Tribute to Jan Svěrák
Tribute to Jan Svěrák
Even if he has gone a bit grey, Jan Svěrák still looks as boyish as he did in the press photos that accompanied news of his first extraordinary success as writer-director of the short college film Oilgobblers (1988), which earned him a student Oscar. Although he studied documentary film at FAMU, in submitting this ingenious cinematic mystification, he was already showing an inclination for fiction and stylisation, which would soon be his chosen métier. He secured an Academy Award nomination for his feature debut Elementary School (1991) when he was twenty-six, and he was thirty-one when he received this prestigious accolade for his comedy drama Kolya (1996). Add to these an impressive array of Czech Lion awards and other distinctions, which were also bestowed upon some of his regular crew members, among them, cameramen Vladimír Smutný and F. A. Brabec, film editor Alois Fišárek, and composer Ondřej Soukup. Svěrák’s most notable perennial collaborator is, of course, his father Zdeněk, the author or co-author of the screenplays for seven of his son’s nine films, in which he also appeared several times as an actor. Svěrák Jnr. is well aware that his dad, a key figure of the Jára Cimrman Theatre, is a national treasure and is loved for his inventive way with language, his witty quips and scintillating dialogues, his skill in providing unexpected punchlines to given situations, and his highly specific humour, a blend of deliberate naivety and sense of subtle absurdity. The director fully appreciates these assets, since he’s on the same wavelength, moreover, they both have a preference for unheroic heroes – unremarkable individuals experiencing small grievances and lack of understanding, diffident perhaps, a little lonely, people who sometimes make mistakes. Yet these characters are also genuine and good-natured, offering their heart and a generous helping hand…
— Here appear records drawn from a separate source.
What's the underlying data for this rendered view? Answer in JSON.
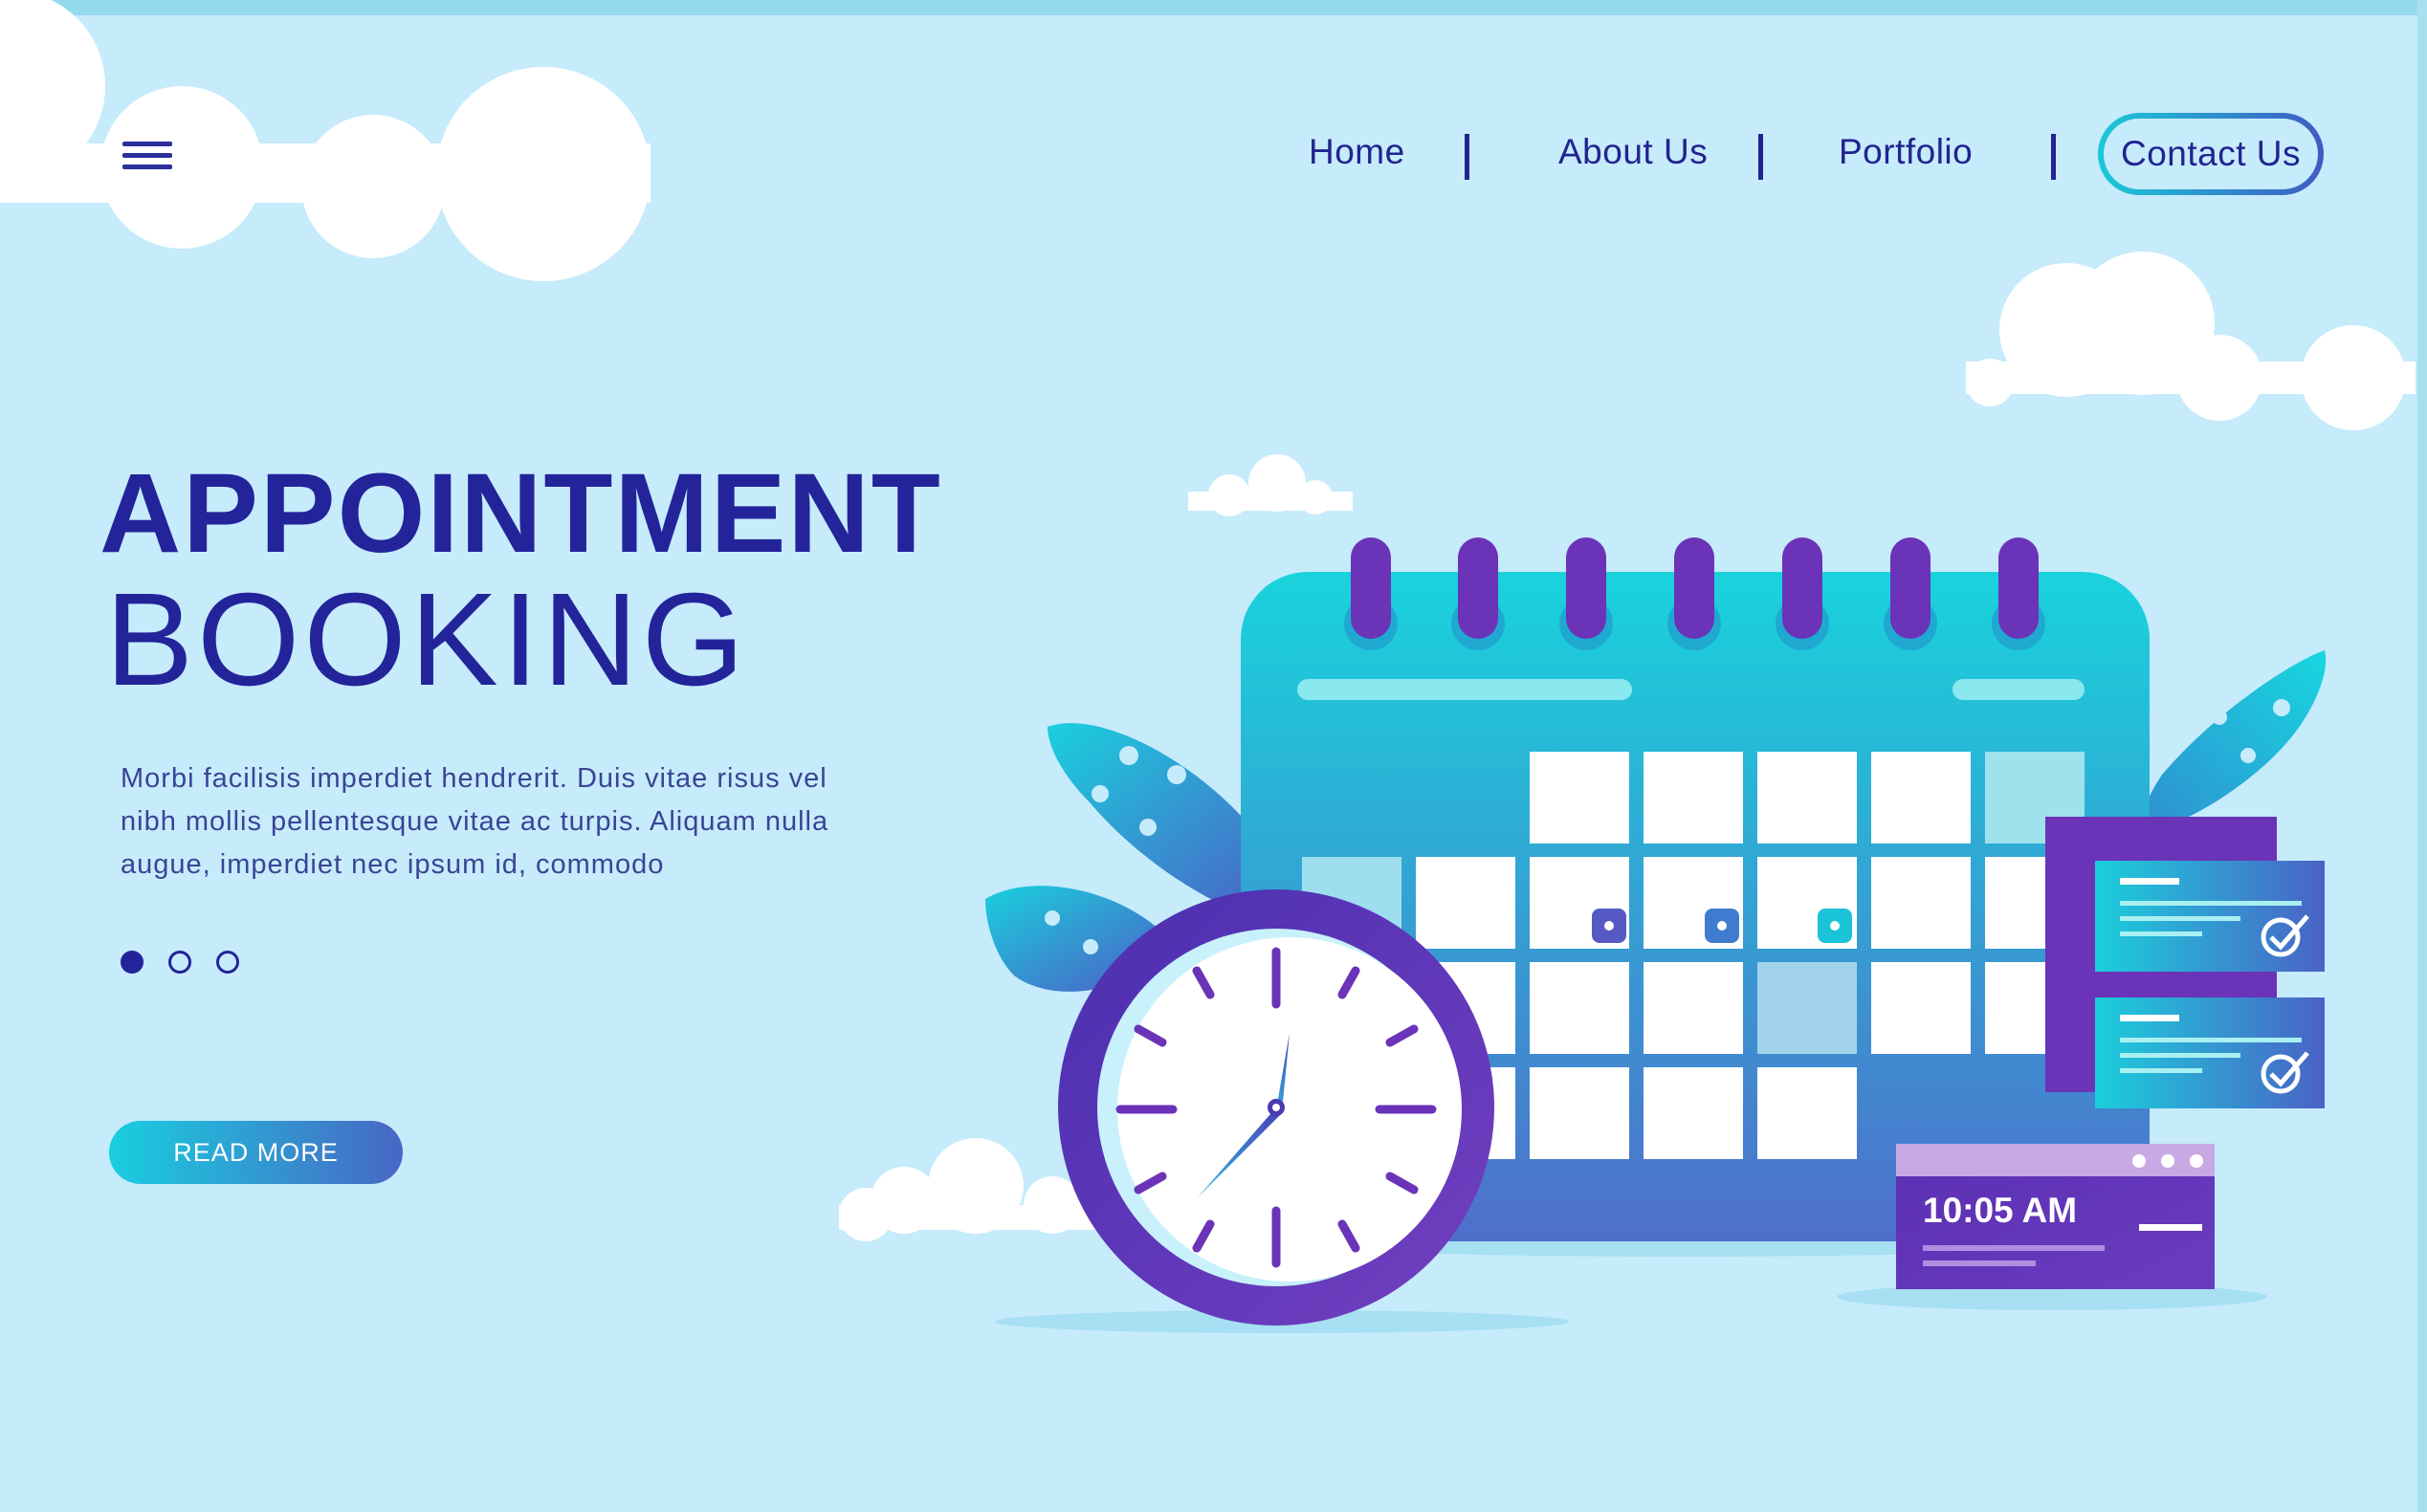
{
  "nav": {
    "menu_icon": "hamburger-menu-icon",
    "links": [
      "Home",
      "About Us",
      "Portfolio"
    ],
    "contact": "Contact Us"
  },
  "hero": {
    "title_line1": "APPOINTMENT",
    "title_line2": "BOOKING",
    "description": "Morbi facilisis imperdiet hendrerit. Duis vitae risus vel nibh mollis pellentesque vitae ac turpis. Aliquam nulla augue, imperdiet nec ipsum id, commodo",
    "read_more": "READ MORE",
    "slides": 3,
    "active_slide": 1
  },
  "illustration": {
    "time_display": "10:05 AM",
    "icons": [
      "calendar-icon",
      "clock-icon",
      "checklist-icon",
      "time-widget-icon",
      "leaf-icon",
      "cloud-icon"
    ]
  },
  "colors": {
    "background": "#c6ebfb",
    "primary_text": "#23249a",
    "accent_cyan": "#1bc9d9",
    "accent_purple": "#5a2fb0"
  }
}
Svěrák’s artless child protagonists are fine examples of this (Elementary School, Kolya, Barefoot), as is Tkaloun, a pensioner and former teacher (Empties), the unwanted teddy bear (Kooky), and even the Czech RAF pilots (Dark Blue World), whom destiny deprives of the joy of love and victory. All of them, however, confront their obstacles and injustices with determination, they never stop believing in a favourable outcome, and still resolutely look upon the world around them with fascination. The films have an episodic structure, thus the characters are given the opportunity to reveal their positive frame of mind in numerous different situations, to which the director imparts a special quality by elegantly melding them with his poetic vision. Thus from familiar, unexceptional surroundings come stories with fairy-tale aspects, in which good quietly prevails; and who wouldn’t regard this as encouraging news? There are very few films that continue to bring such enjoyment to audiences as those crafted in the workshop of Svěrák & Son.
Directed by: Jan Svěrák
Czech Republic, 1994, 88 min
Two friends in an improvised convertible, a young female hitchhiker, a stunning summer landscape, and songs from the Czech band Buty – these are the ingredients of the road movie that became a cult statement for the nineties generation. The young appeared to have it all – freedom of spirit, exhilaration and sheer joy of life, and it seemed that, in order to achieve this, they didn't need “one arm longer than the other”, as the film’s lead song would have it.